- Recent study suggests that fathers who are obese are likely to increase the possibility for their daughters to acquire breast cancer
- The study was conducted on obese male mice which mated with normal weight female mice
- Result shows that female pups from obese male mice had an increase chance of developing breast cancer than pups from non-obese fathers
New research conducted by scientists at Georgetown University in Washington DC suggested that women who are conceived when their father is overweight could be at a 30 per cent higher risk of developing breast cancer.
An article written by Henry Bodkin on The Telegraph mentioned that scientists found that obese male mice which mated with normal weight females produced female pups that had an increased chance of developing breast cancer than pups from non-obese fathers.
Evidence which the researchers found pointed out that obesity changes the miRNA signature, or epigenetic regulators of gene expression, in both the father mouse’s sperm and the daughter’s breast tissue. This, they said, suggested that miRNAs may carry epigenetic information from obese fathers to their daughters.
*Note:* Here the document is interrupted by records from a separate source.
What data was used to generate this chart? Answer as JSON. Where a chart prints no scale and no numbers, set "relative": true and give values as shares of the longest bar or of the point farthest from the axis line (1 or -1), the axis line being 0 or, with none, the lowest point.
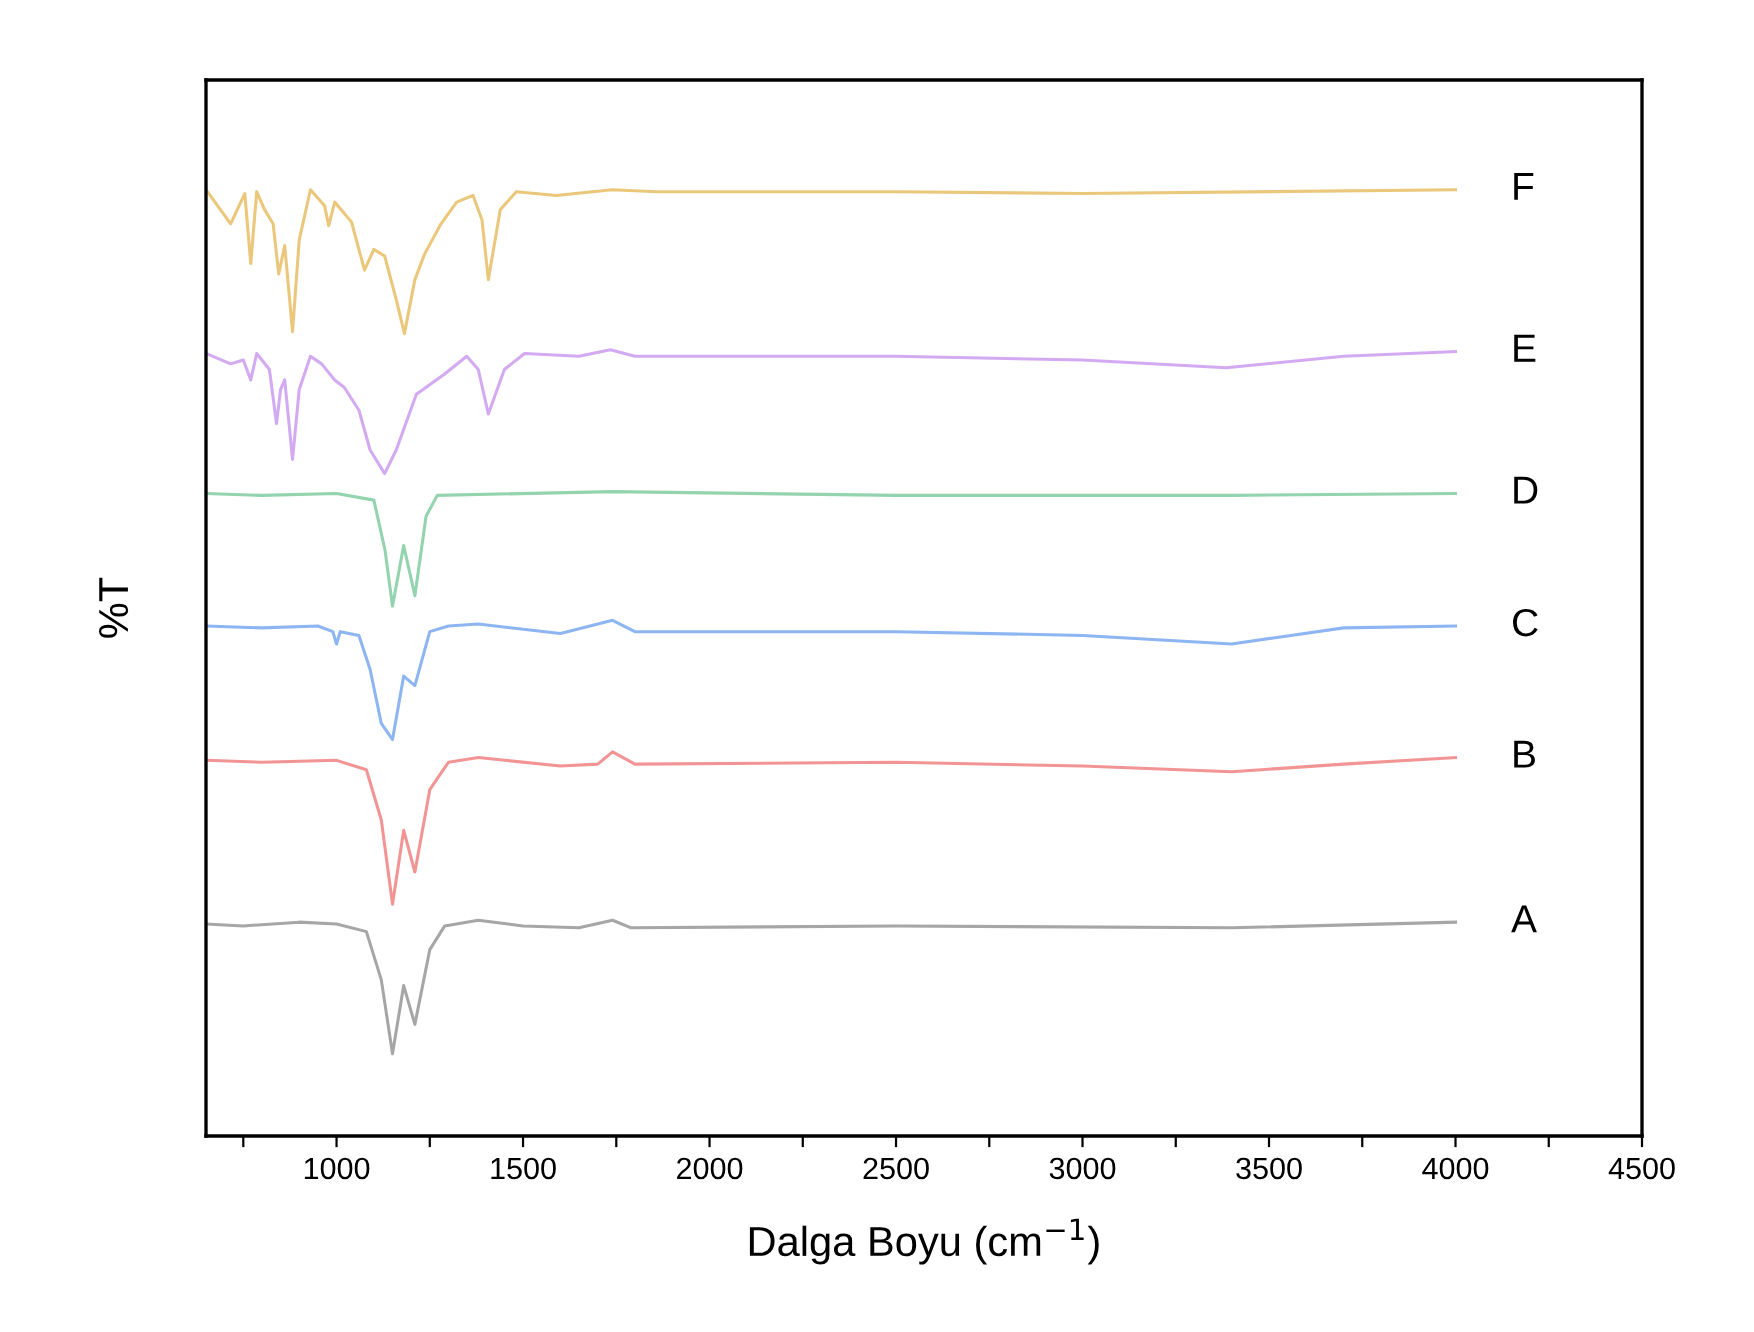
{
  "chart_data": {
    "type": "line",
    "relative": true,
    "xlabel": "Dalga Boyu (cm$^{−1}$)",
    "ylabel": "%T",
    "xlim": [
      650,
      4500
    ],
    "xticks": [
      {
        "value": 750,
        "label": null
      },
      1000,
      {
        "value": 1250,
        "label": null
      },
      1500,
      {
        "value": 1750,
        "label": null
      },
      2000,
      {
        "value": 2250,
        "label": null
      },
      2500,
      {
        "value": 2750,
        "label": null
      },
      3000,
      {
        "value": 3250,
        "label": null
      },
      3500,
      {
        "value": 3750,
        "label": null
      },
      4000,
      {
        "value": 4250,
        "label": null
      },
      4500
    ],
    "grid": false,
    "legend": false,
    "marker": "none",
    "line_style": "solid",
    "series": [
      {
        "name": "A",
        "color": "#a6a6a6",
        "x": [
          650,
          750,
          900,
          1000,
          1080,
          1120,
          1150,
          1180,
          1210,
          1250,
          1290,
          1380,
          1500,
          1650,
          1740,
          1790,
          2500,
          3400,
          4000
        ],
        "values": [
          0.224,
          0.222,
          0.226,
          0.224,
          0.216,
          0.165,
          0.087,
          0.159,
          0.118,
          0.197,
          0.222,
          0.228,
          0.222,
          0.22,
          0.228,
          0.22,
          0.222,
          0.22,
          0.226
        ]
      },
      {
        "name": "B",
        "color": "#f29494",
        "x": [
          650,
          800,
          1000,
          1080,
          1120,
          1150,
          1180,
          1210,
          1250,
          1300,
          1380,
          1600,
          1700,
          1740,
          1800,
          2500,
          3000,
          3400,
          3700,
          4000
        ],
        "values": [
          0.397,
          0.395,
          0.397,
          0.387,
          0.334,
          0.245,
          0.323,
          0.279,
          0.366,
          0.395,
          0.4,
          0.391,
          0.393,
          0.406,
          0.393,
          0.395,
          0.391,
          0.385,
          0.393,
          0.4
        ]
      },
      {
        "name": "C",
        "color": "#8db5f2",
        "x": [
          650,
          800,
          950,
          990,
          1000,
          1010,
          1060,
          1090,
          1120,
          1150,
          1180,
          1210,
          1250,
          1300,
          1380,
          1600,
          1740,
          1800,
          2500,
          3000,
          3400,
          3700,
          4000
        ],
        "values": [
          0.539,
          0.537,
          0.539,
          0.533,
          0.52,
          0.533,
          0.529,
          0.493,
          0.436,
          0.419,
          0.486,
          0.476,
          0.533,
          0.539,
          0.541,
          0.531,
          0.545,
          0.533,
          0.533,
          0.529,
          0.52,
          0.537,
          0.539
        ]
      },
      {
        "name": "D",
        "color": "#93d3ad",
        "x": [
          650,
          800,
          1000,
          1100,
          1130,
          1150,
          1180,
          1210,
          1240,
          1270,
          1740,
          2500,
          3400,
          4000
        ],
        "values": [
          0.679,
          0.677,
          0.679,
          0.672,
          0.619,
          0.56,
          0.624,
          0.571,
          0.655,
          0.677,
          0.681,
          0.677,
          0.677,
          0.679
        ]
      },
      {
        "name": "E",
        "color": "#d3aaf2",
        "x": [
          650,
          716,
          750,
          770,
          786,
          820,
          839,
          850,
          861,
          882,
          900,
          930,
          960,
          995,
          1021,
          1060,
          1090,
          1129,
          1160,
          1214,
          1289,
          1349,
          1380,
          1407,
          1450,
          1504,
          1650,
          1734,
          1800,
          2500,
          3000,
          3385,
          3700,
          4000
        ],
        "values": [
          0.827,
          0.816,
          0.82,
          0.799,
          0.827,
          0.81,
          0.753,
          0.789,
          0.799,
          0.715,
          0.789,
          0.824,
          0.816,
          0.799,
          0.791,
          0.767,
          0.725,
          0.7,
          0.725,
          0.784,
          0.805,
          0.824,
          0.81,
          0.763,
          0.81,
          0.827,
          0.824,
          0.831,
          0.824,
          0.824,
          0.82,
          0.812,
          0.824,
          0.829
        ]
      },
      {
        "name": "F",
        "color": "#ebc77c",
        "x": [
          650,
          716,
          754,
          770,
          786,
          807,
          830,
          845,
          861,
          882,
          900,
          930,
          968,
          979,
          995,
          1040,
          1075,
          1100,
          1129,
          1160,
          1182,
          1210,
          1236,
          1280,
          1322,
          1366,
          1390,
          1407,
          1439,
          1482,
          1589,
          1739,
          1858,
          2500,
          3000,
          4000
        ],
        "values": [
          1.0,
          0.964,
          0.996,
          0.922,
          0.998,
          0.979,
          0.964,
          0.911,
          0.941,
          0.85,
          0.947,
          1.0,
          0.983,
          0.962,
          0.987,
          0.966,
          0.915,
          0.937,
          0.93,
          0.884,
          0.848,
          0.905,
          0.932,
          0.964,
          0.987,
          0.994,
          0.968,
          0.905,
          0.979,
          0.998,
          0.994,
          1.0,
          0.998,
          0.998,
          0.996,
          1.0
        ]
      }
    ]
  }
}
Scientists noted that the miRNAs they identified regulate insulin receptor signalling that can be linked to alterations in body weight and other features which is associated with cancer development specifically hypoxia.
As such, the researchers disclosed that maternal obesity is believed to influence breast cancer in humans.
Meanwhile, Sonia de Assis, assistant professor in the department of oncology at Georgetown, explained that their study was done in mice. However, it recapitulates recent findings in humans which show that obese men have significant epigenetic alterations in their sperm compared to men with lean dody.
“Our animal study suggests that those epigenetic alterations in sperm may have consequences for next generation cancer risk,” the professor claimed as she further said that the next step to establish is whether the same associations apply to daughters of human fathers who are overweight at the time of conception.
In addition, de Assis said that while they have not yet fully establish the association in men, people should be advised to live a healthy body weight and lifestyle to include a balanced diet for their own welfare and offsprings, as well.